Bulan Madu Berujung Malapetaka, Suami Tewas dan Istri Kritis

Anton Suhartono ยท Rabu, 11 Juli 2018 - 05:02:00 WIB
Bulan Madu Berujung Malapetaka, Suami Tewas dan Istri Kritis
(Foto: Phocalmedia)

TEGUCIGALPA, iNews.id - Acara bulan madu sepasang suami istri asal Israel menjadi malapetaka. Sang suami tewas dan istrinya kritis setelah mengalami kecelakaan saat mencoba wahana zip-line atau biasa dikenal flying fox di Roatan, Honduras, Kamis pekan lalu.

Mulanya, perempuan bernama Shif Fanken (27) lebih dulu meluncur dari platform di atas pohon. Nahas, dia tersangkut sehingga terjebak di tengah perjalanan. Di saat bersamaan, suaminya, Egael Tishman (24), terlanjur meluncur di tali yang sama. Tishman meluncur dengan kecepatan tinggi dan langsung menghantam istrinya.

Pejabat pemadam kebakaran Roatan Wilmer Guerrero, mengatakan, Tishman mengalami dampak paling parah, dia mengeluh tak bisa bernapas.
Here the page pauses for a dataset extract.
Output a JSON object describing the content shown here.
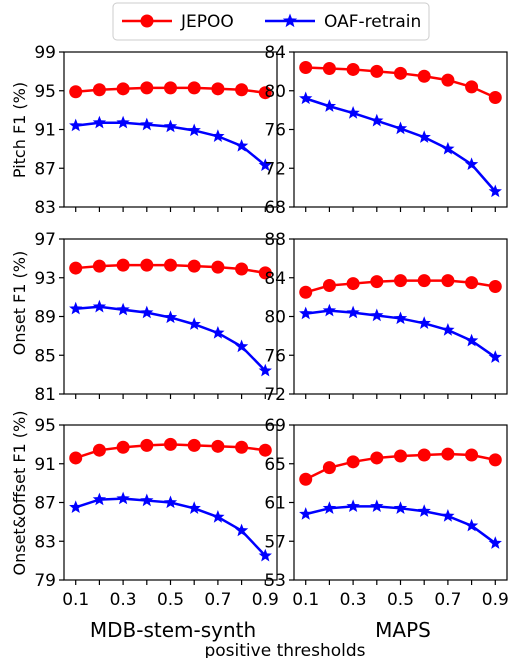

Menurut Guerrero, keduanya mengalami patah tulang rusuk, namun masih dalam kondisi sadar saat dibawa ke rumah sakit.

"Pria muda itu mengeluh tak bisa bernapas. Dia diperiksa di ambulans dan diberi oksigen," kata Guerrero, dikutip dari Washington Post, Selasa (10/7/2018).

Beberapa jam kemudian Tishman dinyatakan meninggal. Kedutaan Besar Israel di Tegucigalpa langsung mengatur pemulangan jasad Tishman keesokan harinya.
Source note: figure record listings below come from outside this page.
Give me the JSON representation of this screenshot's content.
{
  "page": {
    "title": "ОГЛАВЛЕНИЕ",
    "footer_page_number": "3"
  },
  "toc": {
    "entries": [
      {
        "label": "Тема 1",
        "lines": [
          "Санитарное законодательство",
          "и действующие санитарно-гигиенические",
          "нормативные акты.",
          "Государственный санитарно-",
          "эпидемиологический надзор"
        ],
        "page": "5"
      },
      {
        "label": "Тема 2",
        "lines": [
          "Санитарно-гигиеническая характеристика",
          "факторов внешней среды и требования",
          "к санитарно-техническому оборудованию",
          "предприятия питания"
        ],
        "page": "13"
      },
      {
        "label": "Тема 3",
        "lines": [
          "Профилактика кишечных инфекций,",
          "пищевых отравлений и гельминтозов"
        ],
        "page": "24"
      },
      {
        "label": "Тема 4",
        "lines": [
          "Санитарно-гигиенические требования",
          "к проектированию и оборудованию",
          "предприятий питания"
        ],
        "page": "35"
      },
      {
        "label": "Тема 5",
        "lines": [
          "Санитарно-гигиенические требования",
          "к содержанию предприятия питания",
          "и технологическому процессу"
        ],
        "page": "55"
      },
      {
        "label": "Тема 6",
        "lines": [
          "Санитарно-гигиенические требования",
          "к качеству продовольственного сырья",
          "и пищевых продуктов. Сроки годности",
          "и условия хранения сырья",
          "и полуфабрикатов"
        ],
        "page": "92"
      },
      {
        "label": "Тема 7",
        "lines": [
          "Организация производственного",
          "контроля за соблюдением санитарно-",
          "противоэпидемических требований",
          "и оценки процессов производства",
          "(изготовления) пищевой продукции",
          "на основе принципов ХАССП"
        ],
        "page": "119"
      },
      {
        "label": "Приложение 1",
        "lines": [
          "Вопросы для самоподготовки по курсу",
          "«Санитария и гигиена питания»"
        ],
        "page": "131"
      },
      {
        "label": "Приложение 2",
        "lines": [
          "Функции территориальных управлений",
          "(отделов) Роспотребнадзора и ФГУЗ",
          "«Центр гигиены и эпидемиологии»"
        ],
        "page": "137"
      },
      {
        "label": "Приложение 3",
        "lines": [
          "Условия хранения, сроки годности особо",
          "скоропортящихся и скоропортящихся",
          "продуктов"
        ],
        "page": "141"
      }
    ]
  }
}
Sementara Fanken mengalami luka berat. Dia diterbangkan ke Amerika Serikat pada Jumat pagi untuk menjalani operasi. Guerrero mendapat kabar bahwa Fanken sudah melewati masa kritis dan kondisinya stabil.

Pengantin baru itu singgah di Honduras sebagai bagian dari tur Royal Carribean Cruises menggunakan kapal Allure of the Seas.

Pemerintah Honduras menggelar penyelidikan untuk mengetahui penyebab pasti kecelakaan wahana flying fox itu.

Allure of the Seas melakukan pelayaran dari Pelabuhan Lauderdale, Florida, pada 1 Juli untuk perjalanan selama tujuh malam. Kapal pesiar itu singgah di beberapa tempat di Kepulauan Karibia. Sementara Tishman dan Fanken menikah sehari sebelum keberangkatan kapal dan tiba di Roatan pada Kamis.